Tag Archives: soccer

Are you talented? Well, how like soccer is your profession?

Sport, in particular soccer in England, can shed some light on how important individual talent is to success in different careers.

For more than a generation the England soccer team has been ethnically mixed. Some of the best players we have produced are non-white. But the ethnic mix of coaches and managers is less impressive.

Currently, there are three black managers in professional football in England. This is 3% of the total and is broadly typical of the last 20-30 years. About 20-25% of professional footballers are black; and this has been the case for about 20 years.

Racism may well explain this anomaly but, if so, another problem arises: if soccer is racist why are there so many black players? Here is one speculative account: talent operates at the level of players but not, or at least significantly less so, at the level of managers. Let me explain.

It is relatively easy for non-experts (or ‘fans’) to determine whether individual players are competent. While many players do ‘unseen’ work, you don’t need to be an expert to differentiate between Ronaldo and Ricky Lambert.
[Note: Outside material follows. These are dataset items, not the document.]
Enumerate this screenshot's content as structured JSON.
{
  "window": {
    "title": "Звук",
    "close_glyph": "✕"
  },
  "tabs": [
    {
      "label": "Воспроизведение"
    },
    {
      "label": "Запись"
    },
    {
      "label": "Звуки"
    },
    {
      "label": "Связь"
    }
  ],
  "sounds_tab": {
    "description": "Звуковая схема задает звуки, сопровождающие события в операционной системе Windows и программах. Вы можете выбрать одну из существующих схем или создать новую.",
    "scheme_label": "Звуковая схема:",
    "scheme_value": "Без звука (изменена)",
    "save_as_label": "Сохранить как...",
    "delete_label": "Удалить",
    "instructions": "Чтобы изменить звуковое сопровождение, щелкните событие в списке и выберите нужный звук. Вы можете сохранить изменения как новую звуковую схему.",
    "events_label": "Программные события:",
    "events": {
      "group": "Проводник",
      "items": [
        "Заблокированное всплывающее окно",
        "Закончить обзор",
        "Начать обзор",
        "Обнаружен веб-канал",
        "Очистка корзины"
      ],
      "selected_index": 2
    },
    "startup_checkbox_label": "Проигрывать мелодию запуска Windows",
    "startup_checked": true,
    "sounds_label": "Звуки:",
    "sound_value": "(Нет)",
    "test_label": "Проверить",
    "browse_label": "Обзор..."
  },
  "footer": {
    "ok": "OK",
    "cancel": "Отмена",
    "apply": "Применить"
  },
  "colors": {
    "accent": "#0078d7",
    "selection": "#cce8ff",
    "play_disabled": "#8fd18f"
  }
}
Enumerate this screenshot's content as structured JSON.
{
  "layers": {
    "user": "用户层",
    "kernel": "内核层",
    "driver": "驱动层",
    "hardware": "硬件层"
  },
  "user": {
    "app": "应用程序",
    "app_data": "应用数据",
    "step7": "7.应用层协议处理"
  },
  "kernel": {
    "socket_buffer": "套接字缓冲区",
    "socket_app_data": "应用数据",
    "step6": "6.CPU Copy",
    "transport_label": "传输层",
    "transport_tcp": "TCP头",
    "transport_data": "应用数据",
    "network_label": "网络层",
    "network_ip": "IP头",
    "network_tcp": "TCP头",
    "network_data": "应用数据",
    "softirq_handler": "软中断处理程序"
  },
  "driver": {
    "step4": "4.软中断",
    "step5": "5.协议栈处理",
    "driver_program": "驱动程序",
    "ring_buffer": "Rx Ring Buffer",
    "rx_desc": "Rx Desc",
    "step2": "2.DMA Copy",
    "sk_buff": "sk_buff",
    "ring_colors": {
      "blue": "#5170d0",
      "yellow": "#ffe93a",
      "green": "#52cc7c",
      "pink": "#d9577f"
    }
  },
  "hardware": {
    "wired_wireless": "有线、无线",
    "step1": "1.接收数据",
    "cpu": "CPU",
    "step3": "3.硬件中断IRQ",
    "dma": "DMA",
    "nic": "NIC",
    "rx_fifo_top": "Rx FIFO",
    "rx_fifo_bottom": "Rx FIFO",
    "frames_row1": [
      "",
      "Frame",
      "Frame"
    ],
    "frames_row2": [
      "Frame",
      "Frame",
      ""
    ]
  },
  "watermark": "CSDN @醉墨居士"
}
To put the point more starkly: the chairman of your soccer club could hide his talentless son on the Board and no-one may be any the wiser. But if the manager were forced to put him in the team, within one or two minutes several thousand people would have a fairly accurate view of Chinless Wonder’s abilities. And they would happily express their findings.

Second, there is a lot at stake: managers get sacked often. Since about 2002 the average tenure of any professional manager has been below 2 years. In 2012 it was about 1.5 years.

A manager would have to be a complete idiot to refuse to pick non-white players. Frankly, some managers would consider picking a fan-eating alien if it shored-up the defence.

Third, the competition is fierce and there are few barriers to entry. A lot of people want to be professional footballers; it is a global game and it is cheap. Poor kids are just as able to develop the skills as rich kids.

But it is a lot less clear what a good manager is or does. We can point to exemplars – Alex Ferguson or Jose Mourinho. But all we know is that they have been successful. It is very hard to establish why. It is even harder to determine who, given the opportunity, will be successful or who will be successful in a different context. The turn-over of managers is evidence of this.

In the appointment of managers, then, there is a lot more room for hunch, gut instinct, bias or just straight-forward prejudice.

Does your profession fit the management or playing model?

One common argument in favour of high-reward careers like banking is that, like soccer players, bankers have rare talents and operate in a competitive market.

But, whatever happens in the future, it will not turn out that Ronaldo could not play soccer – that somehow all those free-kicks flew into the net because of ‘favorable external conditions’. But, as it did turn out, (formerly Sir) Fred Godwin was an abysmal banker. And no-one seems to have known this in real time.

Equally, compare investment banking’s barriers to entry to soccer’s. A potential investment banker from a favela can fall by the wayside at any level of education simply because the school system is poor – not because of his latent ability. If he does get to a university he needs to hope that it is one from which investment banks recruit – and the probability is against this.

Banking does not operate with anywhere near the same competitive pressures as soccer. But let us not indulge banker-bashing.

How might we tell whether a profession operates on the basis of soccer-style talent?

The mix test: one test has already been alluded to: what is the ethnic mix? To this we can the gender mix and socio-economic mix. If a profession is full of white middle-class men with the same backgrounds, we have reason to believe that hunch, gut instinct and bias determines appointments, not individual talent. For instance, only 19% of FTSE 100 board-members are female.

The inheritance test: if you watch the soccer scores live on a Saturday afternoon the sheer profusion of new and different names is amazing. While there have been Churchills in parliament for over 140 years there have been very few Berahino’s in professional soccer. It is hard to hand on the relevant talent and, as noted, the market is competitive.

Let’s add a second test then: the higher the proportion of second- or third-generation individuals in a profession the less likely it is that individual talent determines success. Connections or cultural fit may be doing significant work.

Politics is one profession that seems to do relatively badly by these metrics. In the UK most legislators are white middle-class men and quite a few are the descendants of legislators. In The Son also Rises: surnames and the history of social mobility Gregory Clark claims that until

‘1800 Norman surnames were eight times more likely than the typical surnames to appear among MPs.'(254-5)
‘[E]ven in the twentieth century, Norman surnames remained over-represented among English and Welsh MPs.'(255)

It does not follow that legislators are selected for reasons other than talent. Perhaps soccer’s conception of talent is inapt in politics. But we are owed an account that explains why.

If talent is decisive for politicians how is this ‘talent’ compatible with failing the inheritance and mix tests? Why, for instance, does it seem difficult to hand on soccer-talent but easier to hand on politics-talent?

There may well be good answers to these questions. I would certainly like to hear them.